2011.3.11に自宅で東日本大震災を被災しました。
大震災の恐怖。余震の恐怖。津波映像の恐怖。原発制御不能の恐怖。
あの日、いろいろな恐怖が一度にやってきました。
それからしばらくして、まだ全く落ち着いた訳ではないけれど、少しずつ歩きはじめられるかなというとき、自分の中に音楽が全くなくなっていることに気づきました。

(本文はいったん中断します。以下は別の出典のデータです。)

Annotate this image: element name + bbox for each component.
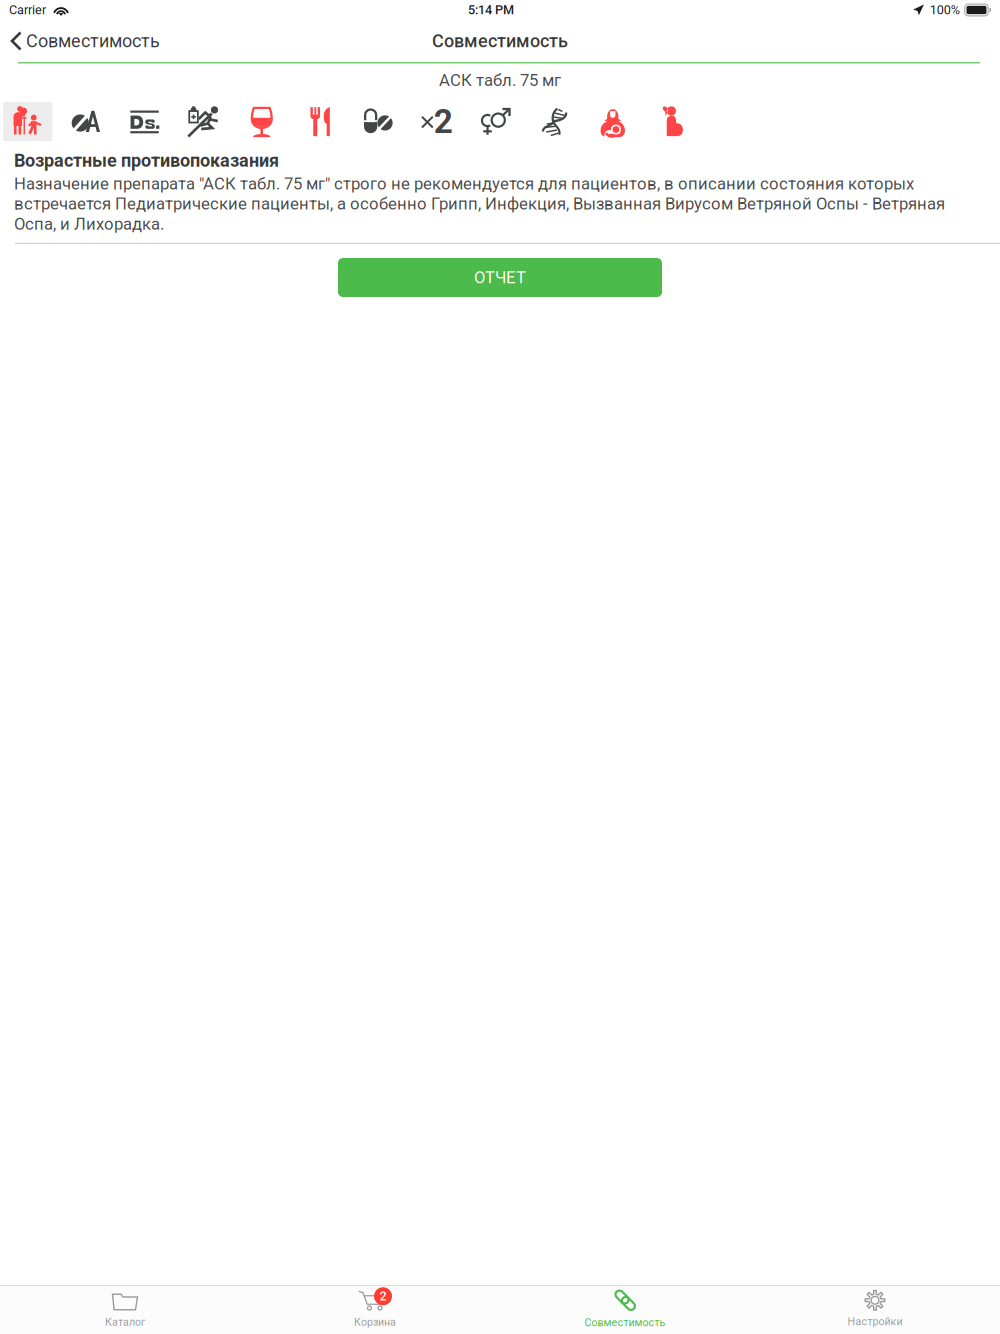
staticText: 100% <box>930 3 960 17</box>
button[interactable]: Каталог <box>0 1286 250 1334</box>
button[interactable]: Настройки <box>750 1286 1000 1334</box>
staticText: Настройки <box>848 1315 902 1328</box>
staticText: 2 <box>380 1289 386 1304</box>
staticText: Каталог <box>105 1316 145 1328</box>
button[interactable]: Возрастные противопоказания <box>0 102 58 141</box>
staticText: ОТЧЕТ <box>474 268 526 287</box>
button[interactable]: Кормление грудью <box>585 102 644 141</box>
button[interactable]: 2 <box>250 1286 500 1334</box>
staticText: 5:14 PM <box>468 3 514 17</box>
button[interactable]: Совместимость <box>500 1286 750 1334</box>
button[interactable]: Пол <box>468 102 526 141</box>
button[interactable]: Взаимодействия <box>351 102 410 141</box>
staticText: Совместимость <box>584 1316 666 1329</box>
button[interactable]: Совместимость <box>0 26 168 57</box>
button[interactable]: Генетика <box>526 102 585 141</box>
staticText: Совместимость <box>432 30 568 52</box>
button[interactable]: Алкоголь <box>234 102 292 141</box>
button[interactable]: Спорт <box>176 102 234 141</box>
button[interactable]: Вождение <box>58 102 117 141</box>
staticText: АСК табл. 75 мг <box>439 70 561 90</box>
staticText: Совместимость <box>26 30 160 52</box>
button[interactable]: Приём пищи <box>292 102 351 141</box>
staticText: 2 <box>434 102 453 141</box>
button[interactable]: Беременность <box>644 102 702 141</box>
staticText: Возрастные противопоказания <box>14 150 279 171</box>
staticText: Назначение препарата "АСК табл. 75 мг" с… <box>14 174 945 234</box>
staticText: Carrier <box>9 3 46 17</box>
staticText: Корзина <box>354 1316 396 1328</box>
button[interactable]: Дозировка <box>117 102 176 141</box>
button[interactable]: ОТЧЕТ <box>338 258 662 297</box>
button[interactable]: Дублирование <box>410 102 468 141</box>
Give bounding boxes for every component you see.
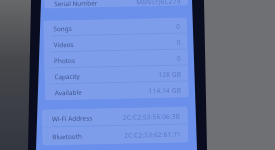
staticText: 128 GB [158, 70, 182, 79]
staticText: 0 [176, 22, 180, 31]
staticText: 2C:C2:53:62:81:71 [124, 130, 181, 140]
staticText: Wi-Fi Address [52, 114, 93, 123]
staticText: 0 [176, 38, 181, 47]
staticText: 114.14 GB [149, 86, 182, 95]
button[interactable]: Photos [44, 49, 188, 68]
staticText: 0 [177, 54, 181, 63]
button[interactable]: Bluetooth [42, 124, 188, 146]
staticText: Capacity [54, 72, 80, 81]
staticText: Serial Number [54, 0, 98, 8]
button[interactable]: Wi-Fi Address [42, 106, 188, 128]
staticText: Bluetooth [52, 132, 82, 141]
button[interactable]: Serial Number [44, 0, 188, 9]
staticText: 2C:C2:53:56:06:3B [123, 112, 181, 122]
staticText: Songs [53, 24, 72, 33]
button[interactable]: Videos [44, 33, 188, 52]
staticText: Photos [54, 56, 75, 65]
button[interactable]: Capacity [44, 65, 188, 84]
staticText: M6N51J6CZ79 [136, 0, 181, 7]
staticText: Videos [54, 40, 74, 49]
button[interactable]: Available [44, 81, 189, 100]
button[interactable]: Songs [43, 17, 187, 36]
staticText: Available [55, 88, 82, 97]
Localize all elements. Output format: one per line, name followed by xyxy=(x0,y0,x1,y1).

演奏や作曲はテクニックだけでなく、心や集中力を使います。
その集中力が「余震?原発?」と制御不能なところを飛び回っているので全く書けないのです。
いつしか「夢中になる」という感覚を取り戻せず、全く訳が分からなくなっている自分に気がつきました。
ま、それでも取り乱さぬよう、平静を装うので人間は不思議ですが。。。

ある日、Finaleを立ち上げて五線の上に適当に音を並べました。
音も考えず、絵を書くようにただ並べました。
8分音符で16個。2小節でした。
この日は「書く」ことがリハビリ。
それでその日は終わり。

後日、気が向いたときにそれを再生して聴き、その歌の続きを考えました。
3日くらいかかって、ようやくそんな気持ちになるときがやってきて、8小節ほどになりました。
その時に、2台ピアノに変更になりました。
そんなこんなを続けて、数日かけて一区切り来るところまで書き進めました。
これらは「繋いでいく」リハビリ。

この時点で、今までなかなか置けなかった音をポンと置いている自分に気が付きます。
自分らしい音の配置で考えれば音は置けるんだけど、それを止めた瞬間に思いもよらぬ音を自分で置いている感じでした。
そこでしばらく完全に筆が止まります。

そして少しずついろんな音楽が聴けるようになり、それまであまり聞いていなかった音楽がすんなりと受け入れられるようになったり、それまで好きだった音楽を改めて見つめ直すことができました。
そしてそんな音楽たちに背中を押されるように、音符を置く楽しみを思い出していきました。

書き上げるまで約1ヶ月というのはわりと早いようにも思えますが、僕を、僕らしさを取り戻すのに1ヶ月以上も要したと考えれば、当時の衝撃がどれほどのものだったのかということが想像されます。
演奏されることを意図したのではなく、ただ僕のリハビリのために作曲した音楽です。